Rosh Ha-Shanah
Annual cycles are good for us, because they get us to ask what has been accomplished in the past twelve months. Our birthdays, for example, mark the milestones of our lives, and as each occurs we look back to review and look forward to envision. The festival of Rosh Ha-Shanah, "New Year," affords us a time of assessment, of reflection, and of committing ourselves to lives of worth in the twelve months ahead.
The task of assessment bridges annual limits as well. Birthdays remind us not only of last year, but of birth years, and we can assess whole lives - what we were given in our families, our friendships, our skills and their development. As we think back to our own beginnings and all our own"firsts" in life, Rosh Ha-Shanah leads us back over humanity's beginnings, to the first day of creation when the human being was but an idea of the Creator. It is good to think about that annually, to understand all of human life as given, and to assess its development over the millennia.

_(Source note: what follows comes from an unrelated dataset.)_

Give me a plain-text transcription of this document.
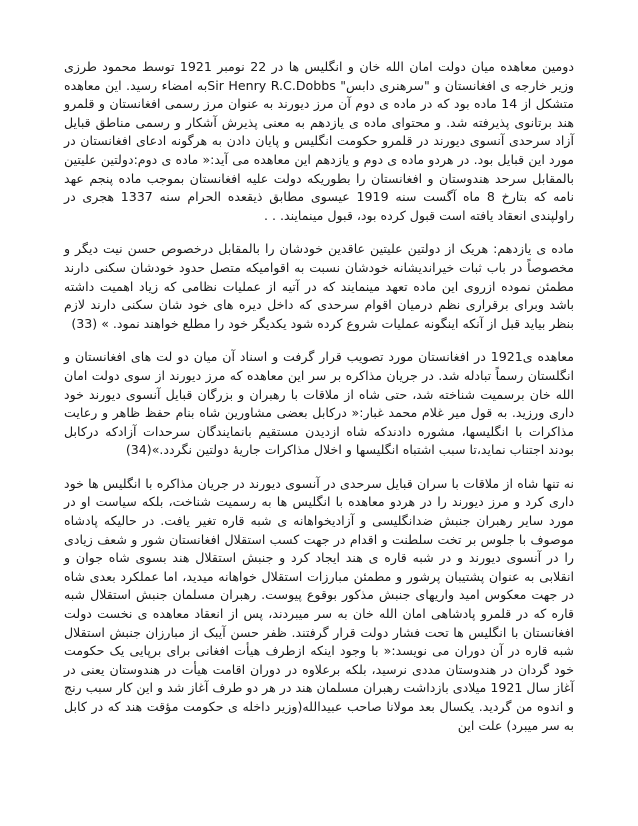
دومین معاهده میان دولت امان الله خان و انگلیس ها در 22 نومبر 1921 توسط محمود طرزی وزیر خارجه ی افغانستان و "سرهنری دابس" Sir Henry R.C.Dobbsبه امضاء رسید. این معاهده متشکل از 14 ماده بود که در ماده ی دوم آن مرز دیورند به عنوان مرز رسمی افغانستان و قلمرو هند برتانوی پذیرفته شد. و محتوای ماده ی یازدهم به معنی پذیرش آشکار و رسمی مناطق قبایل آزاد سرحدی آنسوی دیورند در قلمرو حکومت انگلیس و پایان دادن به هرگونه ادعای افغانستان در مورد این قبایل بود. در هردو ماده ی دوم و یازدهم این معاهده می آید:« ماده ی دوم:دولتین علیتین بالمقابل سرحد هندوستان و افغانستان را بطوریکه دولت علیه افغانستان بموجب ماده پنجم عهد نامه که بتارخ 8 ماه آگست سنه 1919 عیسوی مطابق ذیقعده الحرام سنه 1337 هجری در راولپندی انعقاد یافته است قبول کرده بود، قبول مینمایند. . .

ماده ی یازدهم: هریک از دولتین علیتین عاقدین خودشان را بالمقابل درخصوص حسن نیت دیگر و مخصوصاً در باب ثبات خیراندیشانه خودشان نسبت به اقوامیکه متصل حدود خودشان سکنی دارند مطمئن نموده ازروی این ماده تعهد مینمایند که در آتیه از عملیات نظامی که زیاد اهمیت داشته باشد وبرای برقراری نظم درمیان اقوام سرحدی که داخل دیره های خود شان سکنی دارند لازم بنظر بیاید قبل از آنکه اینگونه عملیات شروع کرده شود یکدیگر خود را مطلع خواهند نمود. » (33)

معاهده ی1921 در افغانستان مورد تصویب قرار گرفت و اسناد آن میان دو لت های افغانستان و انگلستان رسماً تبادله شد. در جریان مذاکره بر سر این معاهده که مرز دیورند از سوی دولت امان الله خان برسمیت شناخته شد، حتی شاه از ملاقات با رهبران و بزرگان قبایل آنسوی دیورند خود داری ورزید. به قول میر غلام محمد غبار:« درکابل بعضی مشاورین شاه بنام حفظ ظاهر و رعایت مذاکرات با انگلیسها، مشوره دادندکه شاه ازدیدن مستقیم بانمایندگان سرحدات آزادکه درکابل بودند اجتناب نماید،تا سبب اشتباه انگلیسها و اخلال مذاکرات جاریهٔ دولتین نگردد.»(34)

نه تنها شاه از ملاقات با سران قبایل سرحدی در آنسوی دیورند در جریان مذاکره با انگلیس ها خود داری کرد و مرز دیورند را در هردو معاهده با انگلیس ها به رسمیت شناخت، بلکه سیاست او در مورد سایر رهبران جنبش ضدانگلیسی و آزادیخواهانه ی شبه قاره تغیر یافت. در حالیکه پادشاه موصوف با جلوس بر تخت سلطنت و اقدام در جهت کسب استقلال افغانستان شور و شعف زیادی را در آنسوی دیورند و در شبه قاره ی هند ایجاد کرد و جنبش استقلال هند بسوی شاه جوان و انقلابی به عنوان پشتیبان پرشور و مطمئن مبارزات استقلال خواهانه میدید، اما عملکرد بعدی شاه در جهت معکوس امید واریهای جنبش مذکور بوقوع پیوست. رهبران مسلمان جنبش استقلال شبه قاره که در قلمرو پادشاهی امان الله خان به سر میبردند، پس از انعقاد معاهده ی نخست دولت افغانستان با انگلیس ها تحت فشار دولت قرار گرفتند. ظفر حسن آیبک از مبارزان جنبش استقلال شبه قاره در آن دوران می نویسد:« با وجود اینکه ازطرف هیأت افغانی برای برپایی یک حکومت خود گردان در هندوستان مددی نرسید، بلکه برعلاوه در دوران اقامت هیأت در هندوستان یعنی در آغاز سال 1921 میلادی بازداشت رهبران مسلمان هند در هر دو طرف آغاز شد و این کار سبب رنج و اندوه من گردید. یکسال بعد مولانا صاحب عبیدالله(وزیر داخله ی حکومت مؤقت هند که در کابل به سر میبرد) علت این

To wake us from slumber the shofar sounds, the ram's horn that reminds us of the Creator's care, the substituting of the ram for the son about to be bound (Genesis 22:13). Historically, the shofar is sounded at the beginning of a king's rule, at his coronation, and as soon as the human being came into this world, the Creator had a people and they a caring ruler. Rosh Ha-Shanah calls us back to acknowledging the beginning of all years and the One from whom all things come.

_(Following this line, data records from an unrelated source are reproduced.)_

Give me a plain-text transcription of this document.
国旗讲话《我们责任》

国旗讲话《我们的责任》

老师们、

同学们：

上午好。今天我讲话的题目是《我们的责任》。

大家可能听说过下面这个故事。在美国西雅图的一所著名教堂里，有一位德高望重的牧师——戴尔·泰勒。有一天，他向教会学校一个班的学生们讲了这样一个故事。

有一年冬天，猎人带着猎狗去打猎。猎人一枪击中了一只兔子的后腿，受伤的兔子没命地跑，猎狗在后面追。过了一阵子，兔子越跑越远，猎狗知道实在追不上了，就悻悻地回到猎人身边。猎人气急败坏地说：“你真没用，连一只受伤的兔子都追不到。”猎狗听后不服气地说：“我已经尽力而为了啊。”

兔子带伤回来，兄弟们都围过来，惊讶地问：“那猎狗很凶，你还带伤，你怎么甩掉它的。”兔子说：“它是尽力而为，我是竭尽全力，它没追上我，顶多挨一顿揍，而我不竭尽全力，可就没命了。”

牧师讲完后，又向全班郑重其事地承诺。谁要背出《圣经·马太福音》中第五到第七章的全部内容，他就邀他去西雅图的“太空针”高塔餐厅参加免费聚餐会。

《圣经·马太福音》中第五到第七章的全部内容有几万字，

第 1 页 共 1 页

Reflection is a special human gift that distinguishes us from all other living things. It allows us the powers of judgment, the evaluation of our work and its worth over the past year that we have been given. Tradition has it, that the shofar is also to be sounded on the Day of Judgment, that "great day of the Lord," as the prophet Zephaniah wrote (1:14, 16), "a day of the horn and alarm." At Rosh Ha-Shanah the sound of the shofar leads us to reflect on what we have accomplished over the past year, so that we may determine whether our life's path can be renewed and rededicated to an existence that reflects the goals of our Creator.
In his ageless wisdom, Moses Maimonides (1135-1204) wrote: "Although it is a divine decree that we blow the shofar on Rosh Ha-Shanah, a hint of the following idea is contained in the command. It is as if to say: "Awake from your slumbers, you who have fallen asleep in life, and reflect on your deeds. Remember your Creator. Be not of those who miss reality in the pursuit of shadows, and waste their years in seeking after vain things which neither profit nor save. Look well to your souls and improve your character. Forsake each of you his evil ways and thoughts"? (Yad, Teshuvah 3:4).
Such reflection inspires commitment, the resolve both to overcome our weaknesses and build on our strengths. We commit ourselves to employ what has been given us "our talents, our minds, our physical capacities" for the good of our communities. Quoting the Lord, the prophet wrote: "Seek the welfare of the city where I have sent you into exile, and pray to the LORD on its behalf, for in its welfare you will find your welfare" (Jeremiah 29:7). At Rosh Ha-Shanah one can hear the greeting: "May you be inscribed (in the book of life) for a good year." At table a piece of apple is dipped in honey and the prayer is said, "May it be Your will to renew for us a good and sweet year."
So Rosh Ha-Shanah counts the years from the creation of mankind and anticipates the future that is still left before us, even to the Day of Judgment for the entire world. Leviticus 23:24 places Rosh Ha-Shanah as falling on the first day of the seventh month (Tishri). The shofar sounds, and we are called to assessment, reflection, and commitment to build worth into our lives for the time yet remaining to us.